Napoleonic war gaming or just PBM?
Austerlitz by Supersonic Games engages the player on 3 levels: economic, diplomatic and military. Austerlitz captures beautifully the many aspects of the Napoleonic era.
Economic historians emphasise this aspect of the period: the financial management of war economies, the industrial revolution in Britain, trade and privateering, the Continental System and the British blockade. In Austerlitz the players have to consider similar problems; how to build a strong economy that will produce the raw materials, how to raise the finance to build your forces, where and what to trade and how to attack your enemies economies.
The player has a wide choice of some dozen or so production sites to build factories, mills, lumber camps and vineyards among others. Each will produce the relevant goods which go towards fuelling the economy or trade. Shipping goods off to other trade cities can produce good financial returns, but you may find yourself competing for markets. Then troops may start to appear to acquire or “protect” markets!

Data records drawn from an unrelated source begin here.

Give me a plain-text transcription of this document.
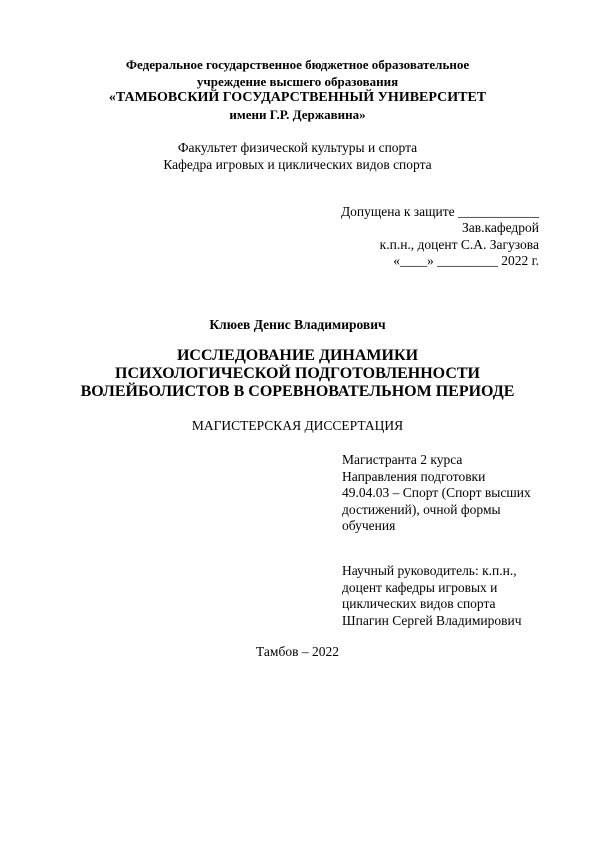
Федеральное государственное бюджетное образовательное
учреждение высшего образования
«ТАМБОВСКИЙ ГОСУДАРСТВЕННЫЙ УНИВЕРСИТЕТ
имени Г.Р. Державина»
Факультет физической культуры и спорта
Кафедра игровых и циклических видов спорта
Допущена к защите ____________
Зав.кафедрой
к.п.н., доцент С.А. Загузова
«____» _________ 2022 г.
Клюев Денис Владимирович
ИССЛЕДОВАНИЕ ДИНАМИКИ
ПСИХОЛОГИЧЕСКОЙ ПОДГОТОВЛЕННОСТИ
ВОЛЕЙБОЛИСТОВ В СОРЕВНОВАТЕЛЬНОМ ПЕРИОДЕ
МАГИСТЕРСКАЯ ДИССЕРТАЦИЯ
Магистранта 2 курса
Направления подготовки
49.04.03 – Спорт (Спорт высших
достижений), очной формы
обучения
Научный руководитель: к.п.н.,
доцент кафедры игровых и
циклических видов спорта
Шпагин Сергей Владимирович
Тамбов – 2022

Diplomatically the game is what players make of it. If a true Napoleon appears and shows his skill on the battlefield then other players will either react to form coalitions against the upstart or else submit to pressure. But more often than not there will be a web of constantly shifting alignments as countries seek an advantage.
But Austerlitz is essentially a war game and it is here that it really scores. There are some negative features such as army sizes are a little larger than they should be, however, these are minor quibbles, often to do with play balance and gaming. The main play balancing in the game is the evening up of power in the 16 empires figuring in the game, so France is not so colossal.
The real test of the Napoleonic Wargamer comes in handling the strategy and tactics of the game. Mutually supporting corps are necessary for conquest of wide areas of territory but you need to concentrate them before a major battle. Handling a number of columns is quite a Napoleonic art, so that troops arrive at the right time. Operating on interior lines and concentrating on one enemy before turning on another can pay dividends. Unlike many games of a similar type , in Austerlitz the better (luckier!) commander can face several opponents and hope to win.
While smaller battles are fought/calculated using a mathematical formula, the larger confrontations are simulated in a tactical battle. Each player deploys his troops onto the battlefield and gives detailed orders to each battalion group. These simulated battles are the most impressive feature of Austerlitz. The range of terrain, troop types, and possible orders bring out the finer features of Napoleonic Warfare: cavalry and line infantry, skirmishers and squares, artillery and lancers, cuirassiers and riflemen….. The range of the battlefield ploys is infinite, and despite fighting 6 major battles, I reckon I haven’t done more than dip my toe in the water.
I do find myself comparing situations in the game to historical occurrences. One series of turns became like the 1813 campaign, except the ‘Napoleon’ won. Several battles have looked very much like Waterloo, with a mixed enemy on sloping terrain blocking my route. It is a measure of the success of Austerlitz that these comparisons can easily come to mind.